La seconda fase, nella quale il parassita si riproduce solo in maniera asessuata può aver luogo in
ogni animale a sangue caldo, mammiferi (incluso lo stesso gatto) o uccelli. Anche questi ospiti
intermedi si possono infettare o da oocisti sporulate presenti nelle feci o dal consumo di carne
cruda o poco cotta di animali parassitati: il parassita passa la barriera intestinale grazie a delle
cisterne dette micronemie che riescono a bucare le gap junctions e, presumibilmente veicolato da
macrofagi, invade per via ematogena cellule di svariati tessuti, le quali formano una serie
cosiddetta di vacuoli parassitofori. All'interno di questo vacuolo Toxoplasma gondii si propaga in
una serie di divisioni binarie (circa 3 o 4) finché la cellula infetta non scoppia.
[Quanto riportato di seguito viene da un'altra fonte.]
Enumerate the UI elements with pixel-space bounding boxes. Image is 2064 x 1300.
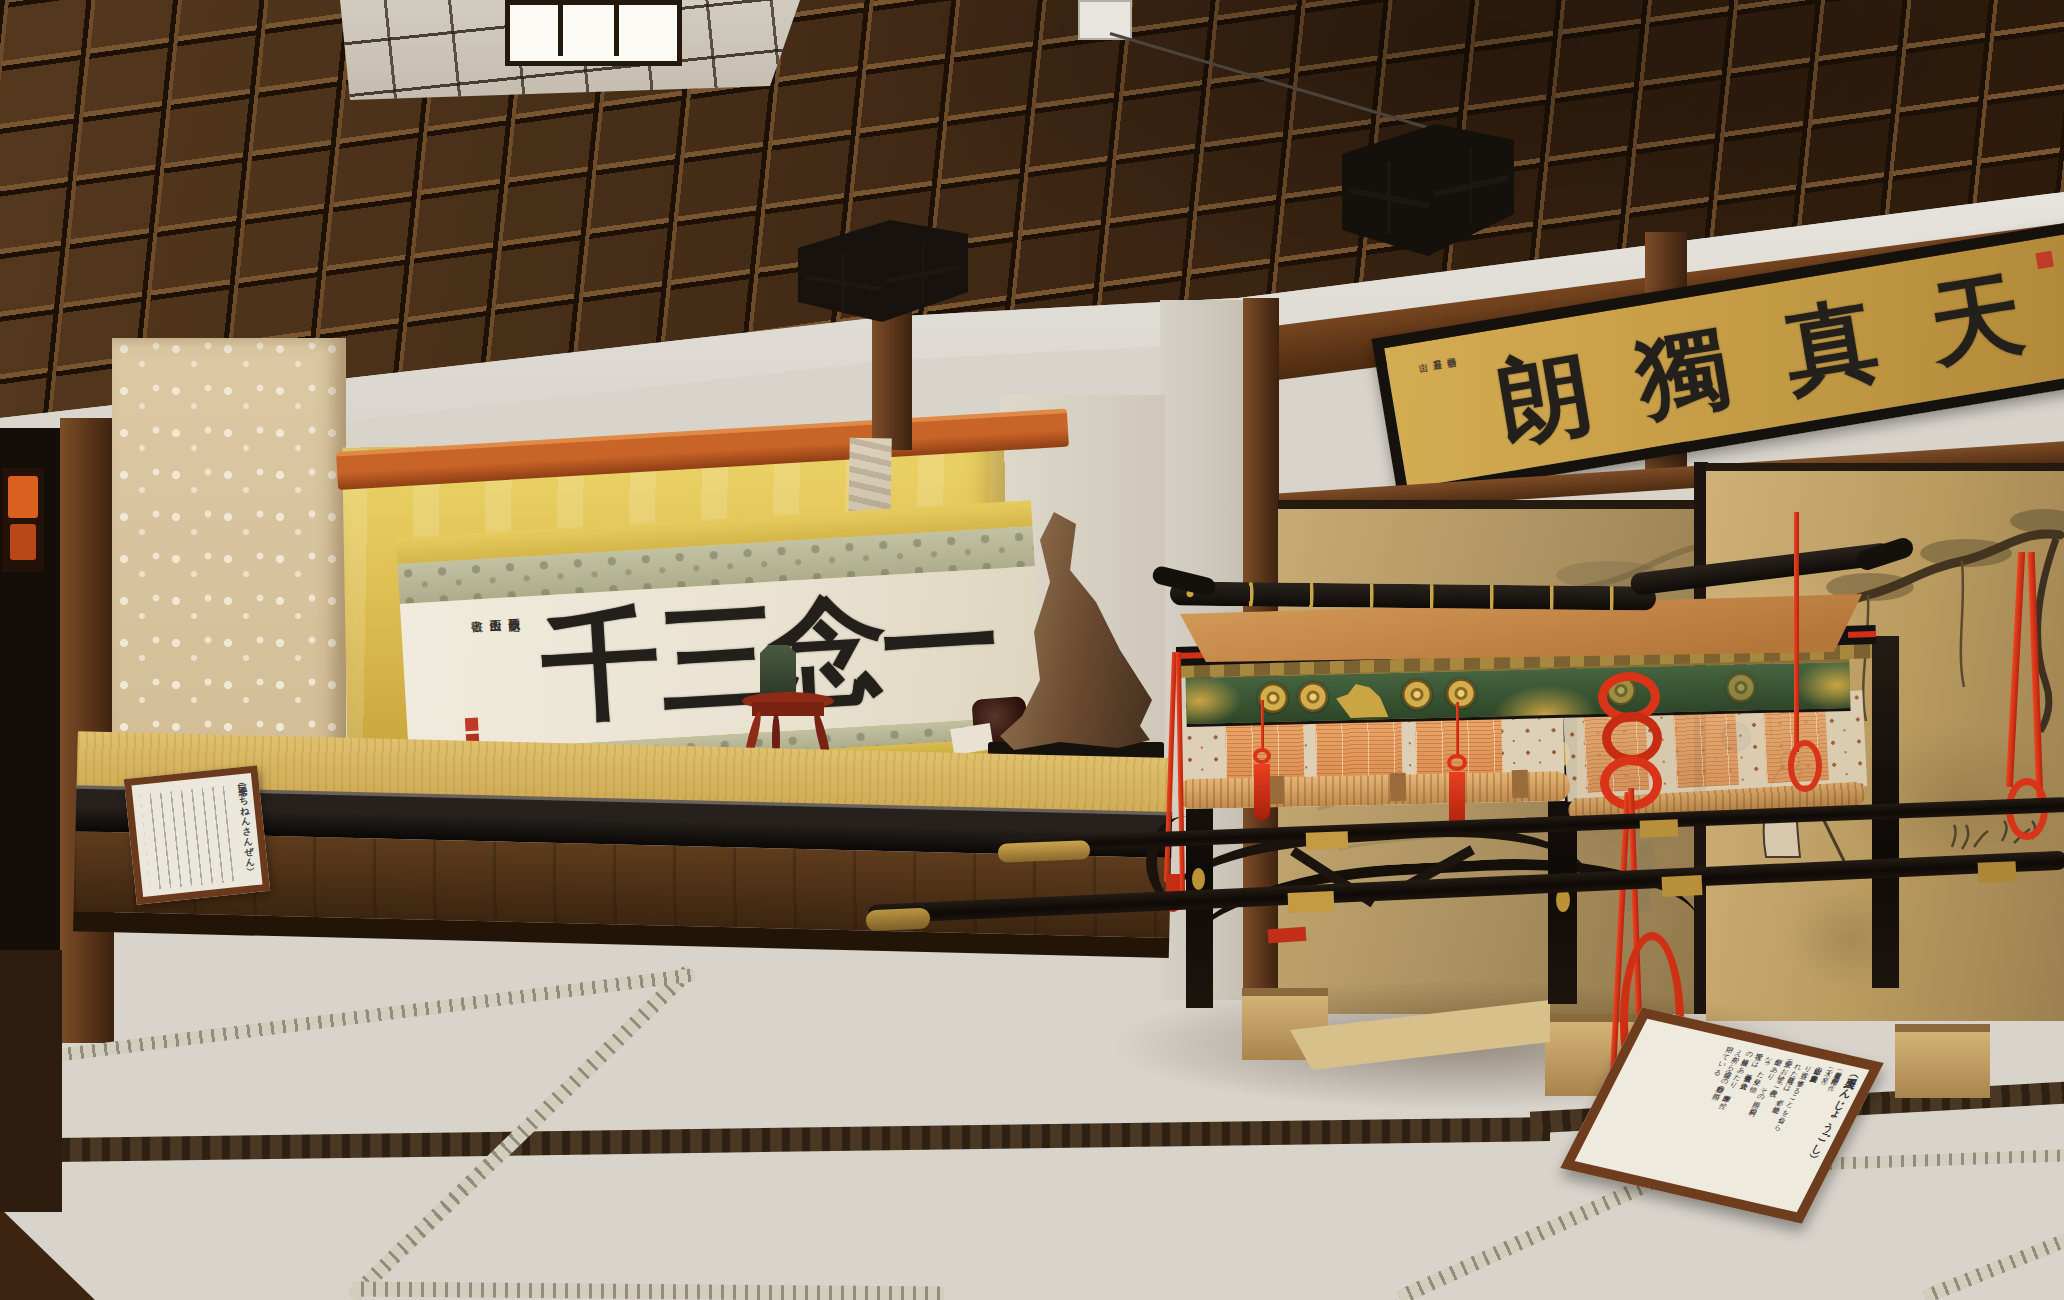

Questa forma di
replicazione veloce e asessuata di Toxoplasma gondii è chiamata tachizoite. Di norma dopo questa
prima fase l'ospite acquisisce una certa immunità e questo determina la comparsa di una forma
riproduttiva lenta, detta bradizoite perché gli anticorpi prodotti limitano l'invasività. I vacuoli del
bradizoite possono formare cisti nel tessuto degli ospiti infetti (soprattutto nei muscoli e nel
cervello) e possono impiegare anni a svilupparsi definitivamente.
L’infezione può essere trasmessa, quindi, anche attraverso il contagio di carni crude (le donne
dovrebbero non fare le polpette in gravidanza ^^) e l’ingestione delle stesse.